Autor: R Zaroff Dodano: 04-04-2005
D. D. - Psucie opinii
Pan Zaroff sam sobie psuje opinię używając takiego a nie innego języka, który nie przystoi pracownikom nauki.
Autor: D. D. Dodano: 04-04-2005
Marzena - zaćmienie Słońca
Papież Jan Paweł II urodził się w dniu zaćmienia Słońca. I tak samo ma być pochowany w dniu całkowitego zaćmienia Słonca (widocznego z Pacyfiku). Czyli w przepowiedniach Malachiasza jest źdźbło prawdy. Teraz nasówa się pytanie kim będzie ten następny "chwała oliwy" i czy rzeczywiście Piotr - Rzymianin będzie ostanim papieżem, oraz czy to bedzie oznaczało Koniec Świata?? Hm... To daje do myślenia.

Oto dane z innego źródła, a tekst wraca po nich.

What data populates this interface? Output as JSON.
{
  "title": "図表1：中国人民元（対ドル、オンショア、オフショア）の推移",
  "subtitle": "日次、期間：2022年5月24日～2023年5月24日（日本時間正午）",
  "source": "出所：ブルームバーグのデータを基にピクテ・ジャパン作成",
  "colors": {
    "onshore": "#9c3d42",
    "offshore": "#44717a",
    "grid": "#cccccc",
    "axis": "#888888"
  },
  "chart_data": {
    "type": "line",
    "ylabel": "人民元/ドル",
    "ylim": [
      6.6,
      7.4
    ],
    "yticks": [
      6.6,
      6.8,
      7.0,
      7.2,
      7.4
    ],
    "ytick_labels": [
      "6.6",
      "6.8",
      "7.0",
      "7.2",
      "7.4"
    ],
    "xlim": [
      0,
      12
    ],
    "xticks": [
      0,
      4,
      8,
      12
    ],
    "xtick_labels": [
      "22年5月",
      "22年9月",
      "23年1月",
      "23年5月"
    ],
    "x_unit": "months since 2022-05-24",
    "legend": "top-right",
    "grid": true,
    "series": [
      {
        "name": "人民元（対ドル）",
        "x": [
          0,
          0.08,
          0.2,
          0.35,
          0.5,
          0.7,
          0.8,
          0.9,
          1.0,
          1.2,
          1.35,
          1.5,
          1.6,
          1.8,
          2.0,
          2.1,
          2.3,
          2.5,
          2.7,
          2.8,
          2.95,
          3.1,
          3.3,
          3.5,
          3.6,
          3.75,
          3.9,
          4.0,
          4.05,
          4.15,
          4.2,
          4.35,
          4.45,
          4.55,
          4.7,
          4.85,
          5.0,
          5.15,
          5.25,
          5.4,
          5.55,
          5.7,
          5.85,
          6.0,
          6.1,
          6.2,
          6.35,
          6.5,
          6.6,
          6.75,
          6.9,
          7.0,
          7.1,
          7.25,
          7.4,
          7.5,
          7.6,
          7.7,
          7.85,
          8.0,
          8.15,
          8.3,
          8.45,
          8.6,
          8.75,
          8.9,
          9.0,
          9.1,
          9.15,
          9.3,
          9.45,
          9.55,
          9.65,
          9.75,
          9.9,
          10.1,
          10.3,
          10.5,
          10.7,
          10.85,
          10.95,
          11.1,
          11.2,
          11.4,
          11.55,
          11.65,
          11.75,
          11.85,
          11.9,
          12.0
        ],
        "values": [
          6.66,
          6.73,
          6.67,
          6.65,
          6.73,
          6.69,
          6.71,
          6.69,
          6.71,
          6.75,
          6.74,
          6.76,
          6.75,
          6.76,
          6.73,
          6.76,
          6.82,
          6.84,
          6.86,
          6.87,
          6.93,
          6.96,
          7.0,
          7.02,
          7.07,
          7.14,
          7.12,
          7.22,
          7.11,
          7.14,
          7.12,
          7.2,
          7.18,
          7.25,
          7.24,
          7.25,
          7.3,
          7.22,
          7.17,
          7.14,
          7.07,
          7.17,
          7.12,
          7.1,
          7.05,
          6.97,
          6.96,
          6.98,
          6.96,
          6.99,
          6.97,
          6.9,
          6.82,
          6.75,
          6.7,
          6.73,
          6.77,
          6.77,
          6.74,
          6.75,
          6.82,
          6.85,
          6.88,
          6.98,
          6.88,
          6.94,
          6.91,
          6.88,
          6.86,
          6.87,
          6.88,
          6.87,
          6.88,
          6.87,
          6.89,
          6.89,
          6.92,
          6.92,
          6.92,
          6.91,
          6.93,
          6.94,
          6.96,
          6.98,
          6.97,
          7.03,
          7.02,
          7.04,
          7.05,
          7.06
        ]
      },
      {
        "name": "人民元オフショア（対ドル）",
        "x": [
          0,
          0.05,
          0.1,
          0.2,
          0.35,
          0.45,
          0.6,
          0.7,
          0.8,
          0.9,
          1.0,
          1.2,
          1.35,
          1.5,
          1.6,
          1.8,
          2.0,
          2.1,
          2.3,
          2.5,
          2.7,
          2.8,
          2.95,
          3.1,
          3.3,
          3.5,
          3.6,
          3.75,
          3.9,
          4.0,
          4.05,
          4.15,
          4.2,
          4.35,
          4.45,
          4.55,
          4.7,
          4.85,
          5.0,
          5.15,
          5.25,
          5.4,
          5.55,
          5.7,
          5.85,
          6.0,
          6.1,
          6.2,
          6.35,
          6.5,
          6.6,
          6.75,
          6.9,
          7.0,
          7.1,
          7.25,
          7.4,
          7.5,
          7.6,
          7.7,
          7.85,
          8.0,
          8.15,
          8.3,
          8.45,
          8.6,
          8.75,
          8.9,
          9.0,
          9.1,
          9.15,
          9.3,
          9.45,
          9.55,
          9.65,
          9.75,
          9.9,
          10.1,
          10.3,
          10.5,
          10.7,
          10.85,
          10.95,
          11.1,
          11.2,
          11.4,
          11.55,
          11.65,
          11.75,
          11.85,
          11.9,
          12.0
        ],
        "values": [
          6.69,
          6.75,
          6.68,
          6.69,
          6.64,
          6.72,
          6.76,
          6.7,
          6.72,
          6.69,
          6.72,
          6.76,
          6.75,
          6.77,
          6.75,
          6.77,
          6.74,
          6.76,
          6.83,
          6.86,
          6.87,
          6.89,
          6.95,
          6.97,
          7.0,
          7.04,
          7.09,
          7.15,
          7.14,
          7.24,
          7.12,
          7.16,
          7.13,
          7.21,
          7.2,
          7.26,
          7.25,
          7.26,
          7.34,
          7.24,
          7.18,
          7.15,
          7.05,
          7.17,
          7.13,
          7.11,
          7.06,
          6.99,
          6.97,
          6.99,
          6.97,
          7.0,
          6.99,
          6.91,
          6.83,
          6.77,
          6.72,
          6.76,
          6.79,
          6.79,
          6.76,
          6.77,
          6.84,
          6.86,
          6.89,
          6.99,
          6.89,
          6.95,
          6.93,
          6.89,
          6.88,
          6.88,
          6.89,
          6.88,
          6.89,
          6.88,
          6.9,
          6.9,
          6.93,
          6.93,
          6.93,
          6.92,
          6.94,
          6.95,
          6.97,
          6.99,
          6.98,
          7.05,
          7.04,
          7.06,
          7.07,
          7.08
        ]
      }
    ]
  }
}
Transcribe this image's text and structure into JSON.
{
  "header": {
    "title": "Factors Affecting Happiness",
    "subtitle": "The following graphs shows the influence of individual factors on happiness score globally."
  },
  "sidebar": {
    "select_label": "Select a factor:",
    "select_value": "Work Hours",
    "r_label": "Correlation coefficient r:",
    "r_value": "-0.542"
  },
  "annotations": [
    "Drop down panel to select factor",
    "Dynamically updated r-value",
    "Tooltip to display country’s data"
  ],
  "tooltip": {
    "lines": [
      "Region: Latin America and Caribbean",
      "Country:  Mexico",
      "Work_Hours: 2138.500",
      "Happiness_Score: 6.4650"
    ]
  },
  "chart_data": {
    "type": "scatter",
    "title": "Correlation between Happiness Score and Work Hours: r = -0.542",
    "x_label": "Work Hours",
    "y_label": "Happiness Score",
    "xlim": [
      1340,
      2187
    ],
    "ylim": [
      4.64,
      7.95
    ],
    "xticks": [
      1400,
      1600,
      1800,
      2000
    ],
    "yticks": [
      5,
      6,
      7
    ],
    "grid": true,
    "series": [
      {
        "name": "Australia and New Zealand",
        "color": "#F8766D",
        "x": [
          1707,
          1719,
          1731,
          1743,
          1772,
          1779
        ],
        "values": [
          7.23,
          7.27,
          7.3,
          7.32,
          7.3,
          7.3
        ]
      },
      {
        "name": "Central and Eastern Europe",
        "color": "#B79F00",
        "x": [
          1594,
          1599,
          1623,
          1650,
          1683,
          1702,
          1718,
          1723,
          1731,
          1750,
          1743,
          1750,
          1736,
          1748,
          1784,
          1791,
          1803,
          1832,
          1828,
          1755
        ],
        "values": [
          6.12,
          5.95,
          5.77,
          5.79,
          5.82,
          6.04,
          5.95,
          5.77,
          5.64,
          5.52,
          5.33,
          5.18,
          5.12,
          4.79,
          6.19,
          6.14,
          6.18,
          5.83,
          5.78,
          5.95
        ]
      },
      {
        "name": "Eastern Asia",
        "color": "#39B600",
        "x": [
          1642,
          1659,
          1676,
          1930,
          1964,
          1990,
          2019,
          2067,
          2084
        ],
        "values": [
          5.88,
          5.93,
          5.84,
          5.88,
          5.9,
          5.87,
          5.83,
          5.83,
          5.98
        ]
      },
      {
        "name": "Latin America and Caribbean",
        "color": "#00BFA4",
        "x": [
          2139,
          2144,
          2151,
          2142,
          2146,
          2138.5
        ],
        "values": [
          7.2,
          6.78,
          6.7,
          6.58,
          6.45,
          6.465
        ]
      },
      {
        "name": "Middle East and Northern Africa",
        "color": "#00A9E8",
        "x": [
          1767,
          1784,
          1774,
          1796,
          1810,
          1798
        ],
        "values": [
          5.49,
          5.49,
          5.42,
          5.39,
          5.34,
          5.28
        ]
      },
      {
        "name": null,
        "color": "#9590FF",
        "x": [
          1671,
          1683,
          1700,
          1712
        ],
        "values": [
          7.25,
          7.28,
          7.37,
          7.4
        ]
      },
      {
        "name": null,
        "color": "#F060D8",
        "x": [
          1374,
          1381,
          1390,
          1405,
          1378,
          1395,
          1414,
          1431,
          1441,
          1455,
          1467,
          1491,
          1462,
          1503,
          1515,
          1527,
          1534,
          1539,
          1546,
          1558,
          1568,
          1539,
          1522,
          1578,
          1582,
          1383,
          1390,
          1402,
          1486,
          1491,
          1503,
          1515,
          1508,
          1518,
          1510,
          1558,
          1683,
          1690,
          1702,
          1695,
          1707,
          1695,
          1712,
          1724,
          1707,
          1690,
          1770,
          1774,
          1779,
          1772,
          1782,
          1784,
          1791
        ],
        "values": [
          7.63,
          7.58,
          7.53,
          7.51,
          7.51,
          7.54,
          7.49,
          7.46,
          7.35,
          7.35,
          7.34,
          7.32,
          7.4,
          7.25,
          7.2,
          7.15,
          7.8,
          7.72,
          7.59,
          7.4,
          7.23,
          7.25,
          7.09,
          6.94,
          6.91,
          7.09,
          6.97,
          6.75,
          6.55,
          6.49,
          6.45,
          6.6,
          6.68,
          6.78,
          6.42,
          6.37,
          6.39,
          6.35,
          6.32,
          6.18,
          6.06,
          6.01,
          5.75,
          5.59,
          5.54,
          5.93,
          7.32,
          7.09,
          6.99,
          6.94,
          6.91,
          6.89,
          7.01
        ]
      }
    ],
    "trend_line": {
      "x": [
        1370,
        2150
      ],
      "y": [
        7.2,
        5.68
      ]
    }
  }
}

Autor: Marzena Dodano: 06-04-2005
Blekota
Panie R Zaroff,
Wyśmiewanie dowolnego nieświadomego/niedouczonego/zdogmaconego dyskutanta, jakim okazała się Pana rozmówczyni przypomina mi wyśmiewanie głodującego, bo nie wie, jak smakuje kawior...
Na podstawie stylu, w jakim się Pan wypowiada w niniejszej dyskusji śmiem zaryzykować twierdzenie, że nie powinien dziwić fakt, że "głupia baba" była głucha na Pańskie argumenty.
P.S. Zdaje mi się czystym przypadkiem, że ma Pan odmienne od jej zdanie na temat przepowiedni;))))
Pozdrawiam!
Autor: Blekota Dodano: 06-04-2005
waren - coś w tym musu być?
coś w tym musi być?: Data śmierci Papieża: 02.04.2005 - 2+4+2+5=13 Godzina śmierci Papieża 21:37 - 2+1+3+7=13 To jest 13 tydzień 2005 roku Pontyfikat trwał 26 lat i 5 m-cy - 2+6+5=13 czyli 9301 dni - 9+3+0+1=13 13 maja - zamach na Jego życie Papież rocznikowo miał 85 lat - 8+5=13 Karol Wojtyła został wybrany na Papieża mając 58 lat - 5+8=13 Jan Paweł II był 265 Papieżem - 2+6+5=13 A teraz najważniejsze: Trzynasty to dzień objawień Maryjnych, której Jan Paweł II oddał całe swe życie. 13 jest to liczba Maryjna i jeszcze jedno: godz. śmierci Papieża to 21:37 - dodając od początku 21+37=58 wiek kiedy został mianowany dodając od końca 37+21=85 wiek jego śmierci
Autor: waren Dodano: 07-04-2005
K.Bohem - Metoda
wydaje mi sie ze najlepsza metoda do zweryfikowania tej przepowiedni jest poprostu analiza "wstecz", jesli wezmiemy pod uwage kilku ostatnich papiezy i znajdziemy podobne chocby nawet mgliste analogie mozemy zwiekszyc jej prawdopodobienstwo czyz nie?, gdybanie co bedzie jesli ? nie ma zadnych podstaw!!! a co do numerologi chmmm ciekawe ale nie przekonuje mnie!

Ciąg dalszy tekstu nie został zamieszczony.